Noch immer beherrscht die Silhouette der „Cathedrale“, kaum jemals sorgte ein Zelt für solche Furore bei seiner Ingebrauchnahme, den Circusplatz. Der Achtmaster von dreiundachtzig mal neunundvierzig Metern mit dem markanten weiß-roten Dekor vereinigt in seinem Innern die Bereiche Foyer, Restauration, Spielzelt und technisch-logistisch Bereich mitsamt den Garderoben.
Der höchst umfangreiche Fuhrpark wurde zum dreißigjährigen Jubiläum des Unternehmens im vergangenen Jahr zu großen Teilen erneuert und komplett mit einer neuen Farbgebung versehen. Die Zugmaschinen, Auflieger und Anhänger sind nun komplett in weiß lackiert und mit rotem Dekor, im Stil passend zum Chapiteau, geschmückt. Natürlich ist auch hier jeder Transport mit einer eigenen Zugmaschine bestückt und an die Sattelauflieger wird jeweils ein großer Anhänger gekoppelt.

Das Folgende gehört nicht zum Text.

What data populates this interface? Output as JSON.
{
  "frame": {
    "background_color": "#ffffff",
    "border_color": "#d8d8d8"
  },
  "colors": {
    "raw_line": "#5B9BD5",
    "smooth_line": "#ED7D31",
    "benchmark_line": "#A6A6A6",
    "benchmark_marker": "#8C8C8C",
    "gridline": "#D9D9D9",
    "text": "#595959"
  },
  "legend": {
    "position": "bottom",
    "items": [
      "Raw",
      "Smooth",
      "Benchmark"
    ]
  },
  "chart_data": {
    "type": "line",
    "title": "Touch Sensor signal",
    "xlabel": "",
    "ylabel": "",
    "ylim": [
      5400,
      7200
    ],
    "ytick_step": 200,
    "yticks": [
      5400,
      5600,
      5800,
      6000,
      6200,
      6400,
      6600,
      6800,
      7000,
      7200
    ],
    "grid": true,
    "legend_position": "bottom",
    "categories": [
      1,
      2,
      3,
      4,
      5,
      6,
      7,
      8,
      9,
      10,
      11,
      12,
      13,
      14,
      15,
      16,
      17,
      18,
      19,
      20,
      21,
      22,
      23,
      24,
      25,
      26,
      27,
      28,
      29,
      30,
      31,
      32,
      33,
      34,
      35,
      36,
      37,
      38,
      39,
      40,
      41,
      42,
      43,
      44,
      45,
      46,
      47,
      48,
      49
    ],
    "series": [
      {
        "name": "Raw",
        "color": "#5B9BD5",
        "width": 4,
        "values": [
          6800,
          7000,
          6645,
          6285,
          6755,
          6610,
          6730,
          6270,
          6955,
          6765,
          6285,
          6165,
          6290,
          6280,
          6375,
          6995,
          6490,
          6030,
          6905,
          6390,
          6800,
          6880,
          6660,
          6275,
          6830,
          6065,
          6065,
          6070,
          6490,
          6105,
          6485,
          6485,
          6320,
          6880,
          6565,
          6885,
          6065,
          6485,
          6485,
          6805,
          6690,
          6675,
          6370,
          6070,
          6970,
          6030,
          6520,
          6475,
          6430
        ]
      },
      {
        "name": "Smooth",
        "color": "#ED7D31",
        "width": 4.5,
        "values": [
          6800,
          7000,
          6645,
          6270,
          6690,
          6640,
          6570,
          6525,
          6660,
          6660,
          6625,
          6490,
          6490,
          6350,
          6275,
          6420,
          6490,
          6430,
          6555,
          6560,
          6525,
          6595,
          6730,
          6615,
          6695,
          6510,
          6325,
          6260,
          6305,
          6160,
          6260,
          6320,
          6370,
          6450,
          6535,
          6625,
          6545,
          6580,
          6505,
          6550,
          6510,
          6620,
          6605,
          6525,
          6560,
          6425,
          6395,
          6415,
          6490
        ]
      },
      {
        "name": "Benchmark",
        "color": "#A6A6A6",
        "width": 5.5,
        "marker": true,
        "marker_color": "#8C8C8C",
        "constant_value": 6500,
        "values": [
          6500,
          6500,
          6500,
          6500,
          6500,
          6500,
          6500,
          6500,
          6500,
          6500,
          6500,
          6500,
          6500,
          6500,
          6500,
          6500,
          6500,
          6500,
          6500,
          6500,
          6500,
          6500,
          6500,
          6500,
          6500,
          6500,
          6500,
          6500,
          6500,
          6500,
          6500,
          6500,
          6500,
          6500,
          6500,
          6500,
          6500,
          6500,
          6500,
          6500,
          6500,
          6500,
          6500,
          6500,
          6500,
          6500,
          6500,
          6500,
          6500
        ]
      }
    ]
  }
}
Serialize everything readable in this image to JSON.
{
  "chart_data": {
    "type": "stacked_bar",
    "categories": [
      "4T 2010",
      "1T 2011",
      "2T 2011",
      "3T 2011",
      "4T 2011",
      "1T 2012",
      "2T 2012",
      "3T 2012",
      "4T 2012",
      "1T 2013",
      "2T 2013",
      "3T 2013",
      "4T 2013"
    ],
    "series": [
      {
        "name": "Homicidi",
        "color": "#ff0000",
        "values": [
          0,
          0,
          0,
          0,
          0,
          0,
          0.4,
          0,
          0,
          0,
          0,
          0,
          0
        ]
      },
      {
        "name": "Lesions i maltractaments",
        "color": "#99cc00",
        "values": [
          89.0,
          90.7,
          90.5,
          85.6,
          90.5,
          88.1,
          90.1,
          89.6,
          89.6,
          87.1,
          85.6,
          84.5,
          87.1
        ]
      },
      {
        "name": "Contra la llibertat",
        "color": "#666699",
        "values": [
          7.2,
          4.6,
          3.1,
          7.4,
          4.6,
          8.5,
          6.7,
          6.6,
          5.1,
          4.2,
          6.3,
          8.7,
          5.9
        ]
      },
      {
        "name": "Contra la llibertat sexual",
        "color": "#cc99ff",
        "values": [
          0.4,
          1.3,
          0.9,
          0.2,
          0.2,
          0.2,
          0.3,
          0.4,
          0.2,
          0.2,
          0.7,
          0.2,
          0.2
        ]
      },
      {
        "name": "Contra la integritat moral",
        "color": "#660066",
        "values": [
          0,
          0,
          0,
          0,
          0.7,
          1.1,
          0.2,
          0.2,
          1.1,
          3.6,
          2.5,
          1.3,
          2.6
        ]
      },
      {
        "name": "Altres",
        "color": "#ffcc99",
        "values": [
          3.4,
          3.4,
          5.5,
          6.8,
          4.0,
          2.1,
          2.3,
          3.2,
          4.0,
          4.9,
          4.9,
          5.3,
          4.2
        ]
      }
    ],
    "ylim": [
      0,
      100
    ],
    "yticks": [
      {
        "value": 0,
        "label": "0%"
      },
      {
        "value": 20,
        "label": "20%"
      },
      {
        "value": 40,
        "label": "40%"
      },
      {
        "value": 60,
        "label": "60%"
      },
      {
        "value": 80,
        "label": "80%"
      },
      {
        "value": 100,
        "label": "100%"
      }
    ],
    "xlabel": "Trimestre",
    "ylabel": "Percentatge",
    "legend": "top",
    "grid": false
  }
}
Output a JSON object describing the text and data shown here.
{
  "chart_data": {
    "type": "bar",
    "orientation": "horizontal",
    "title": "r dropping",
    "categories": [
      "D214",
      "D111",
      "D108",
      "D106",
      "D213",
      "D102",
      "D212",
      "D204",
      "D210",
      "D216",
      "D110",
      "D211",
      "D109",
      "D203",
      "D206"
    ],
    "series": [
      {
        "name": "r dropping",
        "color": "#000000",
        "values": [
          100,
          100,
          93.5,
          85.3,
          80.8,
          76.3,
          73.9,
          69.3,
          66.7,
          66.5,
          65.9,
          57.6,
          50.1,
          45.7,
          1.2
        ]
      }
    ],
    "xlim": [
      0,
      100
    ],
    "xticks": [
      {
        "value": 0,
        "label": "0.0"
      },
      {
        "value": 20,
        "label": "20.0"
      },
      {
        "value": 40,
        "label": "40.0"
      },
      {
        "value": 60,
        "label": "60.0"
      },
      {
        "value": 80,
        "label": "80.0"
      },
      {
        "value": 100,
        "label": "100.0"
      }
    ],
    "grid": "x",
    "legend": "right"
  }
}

Die Mannschaftsquartiere wurden von einer namhaften französischen Karosseriebaufirma neu gebaut. Alle Abteile haben einen großen Auszug mit Fenster, bieten den Bewohnern nun deutlich mehr Platz und sind komplett eingerichtet. Die Treppen zu den Eingängen sind mitsamt der Geländer als Einschübe in den Tragrahmen des Aufbaus ausgeführt. In gleicher Weise sind Sanitär- und Waschmaschinenwagen gebaut. Das Fahrzeug der Mannschaftsküche ist ebenfalls neu und die angebaute geschlossene Veranda, sie misst fast die doppelte Größe des Wagens, dient als Speiseraum. Der Büroauflieger lässt sich ebenfalls mittels Auszüge enorm in seiner Fläche erweitern. Gleiches gilt für die als Absetzcontainer ausgebildete Besuchertoilette.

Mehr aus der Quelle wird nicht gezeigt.